I could have chosen to be a Buddhist–likely an easier path. Instead, I raced off to Israel, since I was chosen for a full right of return and I chose to study how this right displaces Arabs. I choose to challenge back-to-the-land Judaization of Israel. I choose regularly to join others and face-off with power and stretch across the chasm to connect. I choose to stand in front of the bulldozer and the pepper spray and the microphone rather than turn a cheek when Israeli law prevents Arabs from self-determination. Instead of raising panic and wreaking havoc to grow collective alarm and instead of raising money or signing my children up to hold IDF arms in exasperated rage against every last Muslim, I choose to speak truth to Jewish power. I choose to use agency to agitate for engaged stewardship of shared land and resources. I choose not to fight over holy land–rather to know land as Holy. As sacred.
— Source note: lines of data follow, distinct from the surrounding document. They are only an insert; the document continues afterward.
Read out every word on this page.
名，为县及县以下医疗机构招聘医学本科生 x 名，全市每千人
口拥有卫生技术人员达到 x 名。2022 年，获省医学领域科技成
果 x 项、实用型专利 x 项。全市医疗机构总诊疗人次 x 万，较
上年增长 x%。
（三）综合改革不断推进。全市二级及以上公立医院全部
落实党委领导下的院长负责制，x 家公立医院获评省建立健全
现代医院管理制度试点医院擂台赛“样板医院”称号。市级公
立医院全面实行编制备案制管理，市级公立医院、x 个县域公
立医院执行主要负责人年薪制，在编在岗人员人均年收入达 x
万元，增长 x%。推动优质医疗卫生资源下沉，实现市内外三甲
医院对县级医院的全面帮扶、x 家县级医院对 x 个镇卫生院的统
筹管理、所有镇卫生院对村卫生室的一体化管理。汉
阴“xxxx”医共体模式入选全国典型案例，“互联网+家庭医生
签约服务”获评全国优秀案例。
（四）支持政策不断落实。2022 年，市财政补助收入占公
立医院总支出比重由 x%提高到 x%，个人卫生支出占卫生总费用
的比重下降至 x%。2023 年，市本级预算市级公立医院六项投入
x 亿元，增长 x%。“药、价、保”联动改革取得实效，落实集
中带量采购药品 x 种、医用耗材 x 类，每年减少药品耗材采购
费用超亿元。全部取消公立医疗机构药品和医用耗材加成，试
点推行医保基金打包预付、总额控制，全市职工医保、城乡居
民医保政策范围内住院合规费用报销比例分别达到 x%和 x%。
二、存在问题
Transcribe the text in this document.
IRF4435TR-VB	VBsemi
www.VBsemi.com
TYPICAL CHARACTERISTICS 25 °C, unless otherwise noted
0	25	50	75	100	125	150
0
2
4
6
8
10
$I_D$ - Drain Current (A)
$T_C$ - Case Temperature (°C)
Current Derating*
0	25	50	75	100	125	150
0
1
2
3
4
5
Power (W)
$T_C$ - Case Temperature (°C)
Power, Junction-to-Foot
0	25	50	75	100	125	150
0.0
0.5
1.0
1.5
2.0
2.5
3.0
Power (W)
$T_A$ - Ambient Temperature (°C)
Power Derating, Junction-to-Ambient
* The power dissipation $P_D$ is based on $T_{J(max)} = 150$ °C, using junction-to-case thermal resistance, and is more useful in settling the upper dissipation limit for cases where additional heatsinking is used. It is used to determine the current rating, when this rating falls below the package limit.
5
We were once agrarians that walked barefoot through the desert and found food in cacti and in weeds growing underneath rocks. We knew when the dry river beds would trickle. We worked in rhythm with cycles and seasons and in connection with the Source of all Abundant Harvests. We nurtured seed, passed down over time through ancestors, early farmers and gatherers that knew to steward land and knew to grow food in harmony with nature, humbled, and at the full mercy of the elements. Ripped away from our lands and spread to every corner of the earth, now, we choose to dig back and sow forward.
I am have chosen.
Not infrequently, you’ll find me on Shabbat choosing to bellow out song like any other sappy Yenta until tears spill from my eyes and I touch that thirst to be home. I choose for my kids to know homeland wherever they are, and from deep inside that safe and sacred choice, to extend a hand to another. I choose to remember our history and I choose not to make our future all about our past. I choose to weave the cords stripped from that heavy old cloak with the fibers of living Torah.